Kann man mir noch folgen? Nur Mut: Am besten liest du einfach den nächsten Absatz, der rundherum weniger metaphysisch ausfällt und dafür vor schierem Überlebenswillen birst.

Nun gut, im nächsten Stadium des Schöpfungsprozesses haben wir also die Songs mehr oder weniger parat — in meinem Fall eher weniger, aber daraus ziehe ich zweifelsohne Vorteile. Denn ohne Song ist jede LP ein potentielles Meisterstück — das beste, das es je auf Vinyl gab. Unsere Freunde, die Architekten, signalisieren jetzt sicher schon ihre Zustimmung, wenn sie sich die 12 Luftschlösser und Traumhäuser vorstellen, die sie auf diesem perfekten leeren Stück Band, pardon: Land, errichten werden. Und die dann doch nur als Kompromiß entstehen: Auf mich jedenfalls wirken die fertigen Songs im Vergleich mit den Ideen, die vor der Verwirklichung existieren, meist wie ein scheußliches Hochhaus ohne Fenster und mit Lifts, die nie funktionieren und als öffentliche Pissoirs herhalten müssen.

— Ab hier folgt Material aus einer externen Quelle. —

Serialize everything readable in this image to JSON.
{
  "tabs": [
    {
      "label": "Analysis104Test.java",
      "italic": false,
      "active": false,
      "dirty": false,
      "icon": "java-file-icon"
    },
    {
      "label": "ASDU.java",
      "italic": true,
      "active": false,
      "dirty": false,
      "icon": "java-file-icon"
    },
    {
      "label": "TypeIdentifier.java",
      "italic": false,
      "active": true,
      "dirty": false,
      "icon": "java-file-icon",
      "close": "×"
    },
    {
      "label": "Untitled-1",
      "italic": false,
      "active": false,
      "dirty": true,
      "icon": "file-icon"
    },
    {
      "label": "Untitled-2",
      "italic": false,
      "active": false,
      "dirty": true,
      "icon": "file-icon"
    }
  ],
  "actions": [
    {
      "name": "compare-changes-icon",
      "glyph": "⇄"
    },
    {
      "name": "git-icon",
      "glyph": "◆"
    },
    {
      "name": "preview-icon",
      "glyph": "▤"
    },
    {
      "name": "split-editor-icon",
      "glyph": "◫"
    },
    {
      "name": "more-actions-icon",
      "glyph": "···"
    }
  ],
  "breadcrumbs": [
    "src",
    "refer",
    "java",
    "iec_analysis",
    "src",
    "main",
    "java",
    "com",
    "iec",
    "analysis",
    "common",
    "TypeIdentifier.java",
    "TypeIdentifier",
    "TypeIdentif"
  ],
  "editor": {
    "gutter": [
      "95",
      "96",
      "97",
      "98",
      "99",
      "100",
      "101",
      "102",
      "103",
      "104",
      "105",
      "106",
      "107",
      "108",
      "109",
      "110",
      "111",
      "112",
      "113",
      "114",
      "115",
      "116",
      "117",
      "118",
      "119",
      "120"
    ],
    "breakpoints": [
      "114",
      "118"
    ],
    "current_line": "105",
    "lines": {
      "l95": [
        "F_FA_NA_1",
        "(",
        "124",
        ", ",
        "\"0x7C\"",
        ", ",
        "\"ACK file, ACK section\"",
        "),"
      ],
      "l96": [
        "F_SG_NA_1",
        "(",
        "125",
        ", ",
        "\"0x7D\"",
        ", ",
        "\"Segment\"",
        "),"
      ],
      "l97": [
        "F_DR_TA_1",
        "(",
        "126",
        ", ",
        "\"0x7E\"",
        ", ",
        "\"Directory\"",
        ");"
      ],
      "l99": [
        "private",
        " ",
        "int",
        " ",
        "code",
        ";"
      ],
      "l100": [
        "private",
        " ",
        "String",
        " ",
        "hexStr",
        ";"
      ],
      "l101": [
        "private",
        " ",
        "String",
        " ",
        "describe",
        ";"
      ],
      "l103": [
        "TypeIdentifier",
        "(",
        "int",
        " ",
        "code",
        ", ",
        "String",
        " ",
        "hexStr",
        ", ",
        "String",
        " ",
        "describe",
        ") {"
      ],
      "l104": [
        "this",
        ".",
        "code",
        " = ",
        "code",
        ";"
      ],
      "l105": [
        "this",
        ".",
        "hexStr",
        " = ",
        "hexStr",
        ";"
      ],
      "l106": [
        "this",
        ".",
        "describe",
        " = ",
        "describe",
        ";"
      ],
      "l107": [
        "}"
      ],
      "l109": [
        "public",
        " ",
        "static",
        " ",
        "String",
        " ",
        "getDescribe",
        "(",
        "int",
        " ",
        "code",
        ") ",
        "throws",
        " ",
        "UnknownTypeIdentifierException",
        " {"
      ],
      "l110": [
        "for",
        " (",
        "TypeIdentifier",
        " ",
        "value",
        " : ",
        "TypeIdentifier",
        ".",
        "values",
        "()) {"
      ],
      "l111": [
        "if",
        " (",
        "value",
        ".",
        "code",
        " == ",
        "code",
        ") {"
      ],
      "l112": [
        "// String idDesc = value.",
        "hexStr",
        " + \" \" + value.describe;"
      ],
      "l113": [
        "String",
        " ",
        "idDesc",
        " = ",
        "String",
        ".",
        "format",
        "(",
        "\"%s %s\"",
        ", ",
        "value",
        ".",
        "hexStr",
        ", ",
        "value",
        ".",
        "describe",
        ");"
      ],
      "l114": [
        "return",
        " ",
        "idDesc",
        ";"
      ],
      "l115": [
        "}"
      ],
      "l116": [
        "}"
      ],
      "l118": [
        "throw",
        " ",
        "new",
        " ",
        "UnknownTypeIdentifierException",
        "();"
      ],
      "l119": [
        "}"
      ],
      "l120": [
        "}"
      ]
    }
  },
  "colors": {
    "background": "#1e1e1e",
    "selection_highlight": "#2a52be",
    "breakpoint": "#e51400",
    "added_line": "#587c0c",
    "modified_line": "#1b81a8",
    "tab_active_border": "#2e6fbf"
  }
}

In dem Augenblick jedenfalls, in dem die Arbeit an einer Platte beginnt, fangen auch die Kompromisse an, die der arme Künstler mit seiner Umwelt schließen muß. Wie diese Kompromisse aussehen? Am besten erzähle ich einfach mal einige der Phrasen, die ich bei Aufnahme-Sessions immer wieder höre, und, Gott sei mein Zeuge, jedes Zitat ist wahr.

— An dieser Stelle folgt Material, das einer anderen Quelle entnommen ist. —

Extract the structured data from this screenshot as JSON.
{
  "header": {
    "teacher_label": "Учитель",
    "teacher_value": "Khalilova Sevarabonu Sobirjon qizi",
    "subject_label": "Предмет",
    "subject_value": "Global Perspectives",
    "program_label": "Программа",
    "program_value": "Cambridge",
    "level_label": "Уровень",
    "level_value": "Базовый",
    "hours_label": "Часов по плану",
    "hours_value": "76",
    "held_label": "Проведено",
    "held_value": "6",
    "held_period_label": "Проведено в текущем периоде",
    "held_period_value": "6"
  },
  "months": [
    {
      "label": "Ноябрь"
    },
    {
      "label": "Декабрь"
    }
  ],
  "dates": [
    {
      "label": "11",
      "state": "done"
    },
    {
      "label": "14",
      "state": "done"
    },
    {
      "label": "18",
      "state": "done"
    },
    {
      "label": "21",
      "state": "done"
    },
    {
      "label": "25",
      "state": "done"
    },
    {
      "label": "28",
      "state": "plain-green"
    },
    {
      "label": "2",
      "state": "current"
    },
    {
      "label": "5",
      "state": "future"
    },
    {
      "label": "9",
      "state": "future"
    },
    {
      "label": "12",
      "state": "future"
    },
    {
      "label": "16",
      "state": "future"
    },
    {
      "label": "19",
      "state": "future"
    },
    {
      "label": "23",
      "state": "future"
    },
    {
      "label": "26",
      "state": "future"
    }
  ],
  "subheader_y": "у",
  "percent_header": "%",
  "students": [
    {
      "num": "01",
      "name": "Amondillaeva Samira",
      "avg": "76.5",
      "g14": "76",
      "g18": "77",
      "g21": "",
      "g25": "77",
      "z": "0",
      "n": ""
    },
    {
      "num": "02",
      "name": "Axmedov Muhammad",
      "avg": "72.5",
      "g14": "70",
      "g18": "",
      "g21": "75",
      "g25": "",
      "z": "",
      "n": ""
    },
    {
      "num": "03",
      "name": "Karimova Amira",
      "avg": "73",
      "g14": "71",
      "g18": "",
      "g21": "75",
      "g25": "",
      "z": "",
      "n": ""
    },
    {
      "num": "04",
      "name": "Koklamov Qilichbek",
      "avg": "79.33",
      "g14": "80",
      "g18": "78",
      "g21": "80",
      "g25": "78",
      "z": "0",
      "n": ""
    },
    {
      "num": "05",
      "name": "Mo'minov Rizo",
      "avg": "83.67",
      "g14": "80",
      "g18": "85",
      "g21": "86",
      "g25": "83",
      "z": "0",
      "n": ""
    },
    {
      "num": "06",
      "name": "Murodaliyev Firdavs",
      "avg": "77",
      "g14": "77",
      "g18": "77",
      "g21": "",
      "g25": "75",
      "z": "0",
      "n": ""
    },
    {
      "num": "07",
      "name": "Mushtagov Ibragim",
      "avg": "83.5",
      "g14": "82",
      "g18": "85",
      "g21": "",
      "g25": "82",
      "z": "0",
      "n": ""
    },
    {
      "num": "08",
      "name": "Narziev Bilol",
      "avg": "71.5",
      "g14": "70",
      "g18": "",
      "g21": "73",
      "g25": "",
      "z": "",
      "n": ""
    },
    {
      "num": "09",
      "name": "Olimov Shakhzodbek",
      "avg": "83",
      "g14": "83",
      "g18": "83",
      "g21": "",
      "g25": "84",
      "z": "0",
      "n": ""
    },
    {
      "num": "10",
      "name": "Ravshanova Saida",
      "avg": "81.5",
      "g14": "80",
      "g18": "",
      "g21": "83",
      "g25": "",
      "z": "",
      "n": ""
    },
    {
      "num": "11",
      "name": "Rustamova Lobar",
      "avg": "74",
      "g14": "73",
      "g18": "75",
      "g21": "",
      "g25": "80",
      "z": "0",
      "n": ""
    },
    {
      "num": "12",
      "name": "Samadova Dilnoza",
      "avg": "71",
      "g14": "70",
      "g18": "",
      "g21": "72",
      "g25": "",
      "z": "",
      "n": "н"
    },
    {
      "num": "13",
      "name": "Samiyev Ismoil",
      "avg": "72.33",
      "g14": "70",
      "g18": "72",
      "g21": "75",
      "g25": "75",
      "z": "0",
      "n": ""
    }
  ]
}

„Was ist denn mit dem Sound passiert?“ heißt im Klartext: „Warum hast du meine Abmachung versaut ?“

„Ich hab‘ doch überhaupt nichts angerührt.“ Diese Antwort soll lediglich verschleiern, daß der Toningenieur sinn- und ziellos mit seinen Knöpfchen gespielt hat, dabei kurzfristig die Übersicht verlor und jetzt darauf wartet, daß sein Gehirn wieder vom Ausflug mit dem automatischen Blindflug-Piloten zurückkommt.

„Das wird nicht lange dauern.“ Ein besonders schöner Spruch, den normalerweise das wird uns unterm Strich Zeil sparen“ ergänzt. Beide Phrasen gehören zum beliebten Studio-Repertoire und bedeuten, daß dich jemand zur Verzweiflung treiben wird, indem er Stunden um Stunden verplempert, die du mit deinem Geld und mit deiner Geduld bezahlst, nur um eine seiner trügerischen Ideen in die Tat umzusetzen.

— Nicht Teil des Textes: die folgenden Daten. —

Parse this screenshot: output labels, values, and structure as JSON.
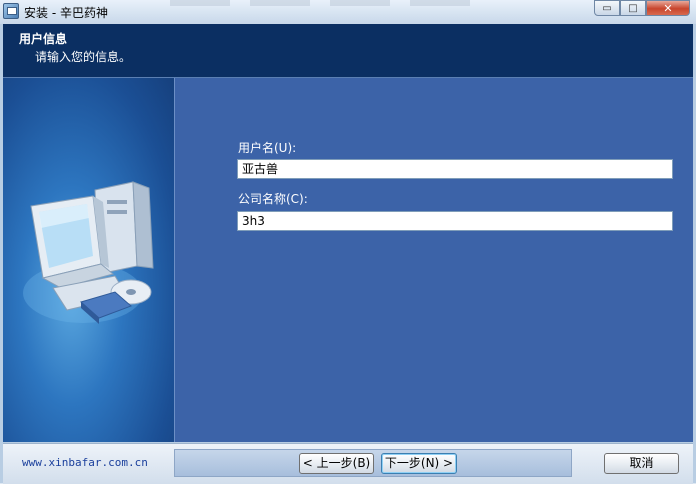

Sobald jemand mit solchen Sprüchen loslegt, bricht ein erfahrener Produzent die Aufnahme-Session ab und schickt alle Beteiligten ins Bett. Denn er weiß, daß andernfalls eine jener gefürchteten 18-Stunden-Sitzungen folgt, deren Ergebnisse sowieso alle auf den Müll wandern — es sei denn, EMI oder ein anderer Monolith der Großindustrie picken sich die Bandschnipsel doch noch aus dem Abfall heraus, um sie zu vermarkten.

Mehr Kostproben gefällig? Bitte sehr:

„Nur noch ein Versuch“ — das bedeutet, du wirst noch mindestens 30 Takes aufnehmen, bevor die Bastarde am Mischpult zufrieden sind.

„Laß uns noch einmal durchchekken, ob alles stimmt“ — ditto.

„Mir schien jetzt alles in Ordnung“ — übertragen: „Soll doch ein anderer diesem nutzlosen Typen klarmachen, daß er noch mal von vorne anfangen muß. „

„Wir werden’s bei der Abmachung ausfeilen. “ Was natürlich heißt: „Wir versuchen es in der Abmischung auszufeilen, und dann stellen wir natürlich fest, daß das nicht geht. Bloß ist dann eh alles zu spät.“

Noch ein paar Codes, die gut zusammenpassen und in dieser Reihenfolge immer wieder auftauchen:

„Das klingt gut.“ „Laß es uns noch mal hören.“ „Laß es uns noch mal ganz genau abhören.“ „Laß es uns noch einmal aufnehmen. „

„Aber hört euch doch bitte noch mal mein Demoband an.“ Der Künstler weist zaghaft darauf hin, daß sein Demo eigentlich besser klingt als die Aufnahme. Jeder hört ihm natürlich höflich zu und versucht derweil, ein Gähnen zu unterdrücken. Denn jeder ist sich sicher: Die neue Version ist ja doch viel,

viel besser.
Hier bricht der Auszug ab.